Tamara Stefanovich, Klavier

Alexander Nikolajewitsch Skrjabin (1871 – 1915)

Klaviersonate Nr .9 „Schwarze Messe“ (1913)

Karol Szymanowski (1882 – 1932)

12 Etudes op.33 (1922)

Nikolai Andrejewitsch Roslawez (1881 – 1944)

Etude Nr.3 (1914) Deux Poèmes (1920)

Alexander Nikolajewitsch Skrjabin (1871 – 1915)

Aus Etudes op.42: Nr. 2 & 3 (1903)

Deux Danses op.73 (1914)

Nikolai Andrejewitsch Roslawez (1881 – 1944)

Aus “Cinq Preludes“ (1919-1922):

Nr. 1 Andante affetuoso
Nr. 4 Lento

Klaviersonate Nr.2 (1916)

©Marco Borggreve


Alexander Skrjabin ist als Sohn eines Diplomaten und einer Konzertpianistin in Moskau geboren. Von einer russischen Kunstmäzenin großzügig unterstützt, konnte er sich ab 1904 ein Leben in der Schweiz, Belgien, Italien und Frankreich leisten, wo er als Pianist mit eigenen Werken eine triumphartige Karriere erlebte. Skrjabin folgte einem harmonischen System, welches auf einem „mystischen“ Akkord fußte, es gilt als Vorform der Zwölftonmusik.

Karol Szymanowski gilt als bedeutender Vertreter der Künstlergruppe „Junges Polen“ (1890 – 1918).
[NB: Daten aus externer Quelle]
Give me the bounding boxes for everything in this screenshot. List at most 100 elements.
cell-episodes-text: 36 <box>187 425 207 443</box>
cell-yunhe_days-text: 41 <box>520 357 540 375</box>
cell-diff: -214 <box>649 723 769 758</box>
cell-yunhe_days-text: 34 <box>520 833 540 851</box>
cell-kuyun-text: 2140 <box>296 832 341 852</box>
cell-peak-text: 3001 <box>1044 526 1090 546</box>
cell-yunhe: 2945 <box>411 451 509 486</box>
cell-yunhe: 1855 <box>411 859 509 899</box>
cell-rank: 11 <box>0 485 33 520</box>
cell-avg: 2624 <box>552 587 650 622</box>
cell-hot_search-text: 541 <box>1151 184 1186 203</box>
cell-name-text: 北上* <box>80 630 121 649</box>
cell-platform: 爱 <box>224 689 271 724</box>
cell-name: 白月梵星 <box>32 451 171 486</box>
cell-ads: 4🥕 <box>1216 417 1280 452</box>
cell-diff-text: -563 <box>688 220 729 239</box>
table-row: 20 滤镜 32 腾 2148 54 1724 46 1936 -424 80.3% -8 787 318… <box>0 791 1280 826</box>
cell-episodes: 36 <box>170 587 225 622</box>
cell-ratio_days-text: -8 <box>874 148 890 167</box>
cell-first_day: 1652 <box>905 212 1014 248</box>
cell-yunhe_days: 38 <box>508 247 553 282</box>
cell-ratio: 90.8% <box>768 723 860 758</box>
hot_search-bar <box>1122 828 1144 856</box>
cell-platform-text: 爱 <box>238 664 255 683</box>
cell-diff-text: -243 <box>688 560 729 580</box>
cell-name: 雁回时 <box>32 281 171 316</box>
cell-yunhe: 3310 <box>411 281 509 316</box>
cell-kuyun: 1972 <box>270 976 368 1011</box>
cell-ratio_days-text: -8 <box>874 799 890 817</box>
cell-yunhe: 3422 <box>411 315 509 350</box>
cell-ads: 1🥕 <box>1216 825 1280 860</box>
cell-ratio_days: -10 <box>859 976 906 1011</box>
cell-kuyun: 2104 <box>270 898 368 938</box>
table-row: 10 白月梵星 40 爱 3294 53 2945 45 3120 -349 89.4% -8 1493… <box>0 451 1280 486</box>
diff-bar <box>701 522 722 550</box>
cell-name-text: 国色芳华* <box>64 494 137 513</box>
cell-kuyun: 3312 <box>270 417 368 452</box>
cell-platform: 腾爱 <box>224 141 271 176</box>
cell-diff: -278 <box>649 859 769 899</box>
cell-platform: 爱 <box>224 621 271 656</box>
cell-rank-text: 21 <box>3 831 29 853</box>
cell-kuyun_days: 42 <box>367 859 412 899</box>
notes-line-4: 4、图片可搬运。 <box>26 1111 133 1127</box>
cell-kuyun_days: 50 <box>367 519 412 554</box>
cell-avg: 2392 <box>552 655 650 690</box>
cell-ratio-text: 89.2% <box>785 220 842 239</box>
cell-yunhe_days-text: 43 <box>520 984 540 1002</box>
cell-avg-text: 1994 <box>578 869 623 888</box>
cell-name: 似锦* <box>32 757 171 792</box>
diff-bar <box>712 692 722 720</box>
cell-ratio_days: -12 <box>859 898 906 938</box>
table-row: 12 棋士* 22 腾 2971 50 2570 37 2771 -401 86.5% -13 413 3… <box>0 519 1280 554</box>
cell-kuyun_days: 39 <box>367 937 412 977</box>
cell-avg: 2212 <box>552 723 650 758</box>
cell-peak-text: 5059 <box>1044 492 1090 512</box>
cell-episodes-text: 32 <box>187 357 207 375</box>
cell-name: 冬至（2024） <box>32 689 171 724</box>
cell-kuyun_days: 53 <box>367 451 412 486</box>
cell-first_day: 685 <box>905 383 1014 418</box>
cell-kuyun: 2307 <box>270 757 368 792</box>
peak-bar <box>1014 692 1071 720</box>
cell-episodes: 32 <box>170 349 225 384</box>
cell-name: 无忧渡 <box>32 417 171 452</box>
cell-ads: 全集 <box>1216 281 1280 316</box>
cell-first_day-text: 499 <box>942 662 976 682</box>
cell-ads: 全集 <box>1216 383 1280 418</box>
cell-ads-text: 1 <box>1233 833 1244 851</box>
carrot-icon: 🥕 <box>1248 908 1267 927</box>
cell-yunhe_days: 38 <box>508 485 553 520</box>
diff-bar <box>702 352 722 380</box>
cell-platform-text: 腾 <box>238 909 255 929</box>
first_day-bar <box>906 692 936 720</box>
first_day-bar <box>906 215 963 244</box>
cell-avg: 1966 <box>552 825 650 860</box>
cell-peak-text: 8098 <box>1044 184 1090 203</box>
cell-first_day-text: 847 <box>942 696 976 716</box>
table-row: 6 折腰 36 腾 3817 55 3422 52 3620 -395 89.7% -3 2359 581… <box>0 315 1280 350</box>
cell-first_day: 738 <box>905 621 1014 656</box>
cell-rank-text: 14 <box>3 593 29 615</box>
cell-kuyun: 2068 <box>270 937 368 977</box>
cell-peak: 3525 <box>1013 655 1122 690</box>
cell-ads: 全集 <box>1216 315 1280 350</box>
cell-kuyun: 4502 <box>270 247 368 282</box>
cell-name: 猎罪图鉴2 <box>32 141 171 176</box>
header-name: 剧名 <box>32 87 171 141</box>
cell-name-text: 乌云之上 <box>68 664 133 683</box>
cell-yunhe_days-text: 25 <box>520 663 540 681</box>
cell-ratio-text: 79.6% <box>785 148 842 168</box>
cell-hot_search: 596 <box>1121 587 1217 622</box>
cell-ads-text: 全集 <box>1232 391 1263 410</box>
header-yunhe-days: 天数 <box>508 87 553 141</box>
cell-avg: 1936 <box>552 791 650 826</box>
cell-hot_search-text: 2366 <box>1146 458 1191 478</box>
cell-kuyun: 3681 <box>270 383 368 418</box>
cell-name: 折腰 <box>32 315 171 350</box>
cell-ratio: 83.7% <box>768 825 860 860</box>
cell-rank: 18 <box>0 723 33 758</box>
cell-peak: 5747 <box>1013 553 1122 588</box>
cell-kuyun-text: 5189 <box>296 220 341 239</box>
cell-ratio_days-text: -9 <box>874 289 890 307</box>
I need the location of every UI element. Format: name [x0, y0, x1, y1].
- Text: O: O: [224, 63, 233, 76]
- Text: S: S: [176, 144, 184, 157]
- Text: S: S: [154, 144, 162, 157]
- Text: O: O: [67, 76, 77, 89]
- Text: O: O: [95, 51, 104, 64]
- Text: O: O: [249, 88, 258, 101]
Er ging 1908 nach Italien und lebte von 1910 bis 1914 in Wien, wo er durch den Impressionismus und die frühen Ballette Strawinskis schöpferisch beeinflusst wurde. 1919 nach Polen zurückgekehrt, nahm er Anregungen aus der polnischen Volksmusik auf und sich kompositionstechnisch Béla Bartók zum Vorbild. Seine Musik wird auch als polnischer Impressionismus umschrieben.

Wie Skrjabin verwendet der zehn Jahre jüngere Nikolai Roslawez einen bestimmten akkordischen Klang als Keimzelle seiner Kompositionen und entfernt sich damit auf ähnliche Weise von der klassischen Tonalität.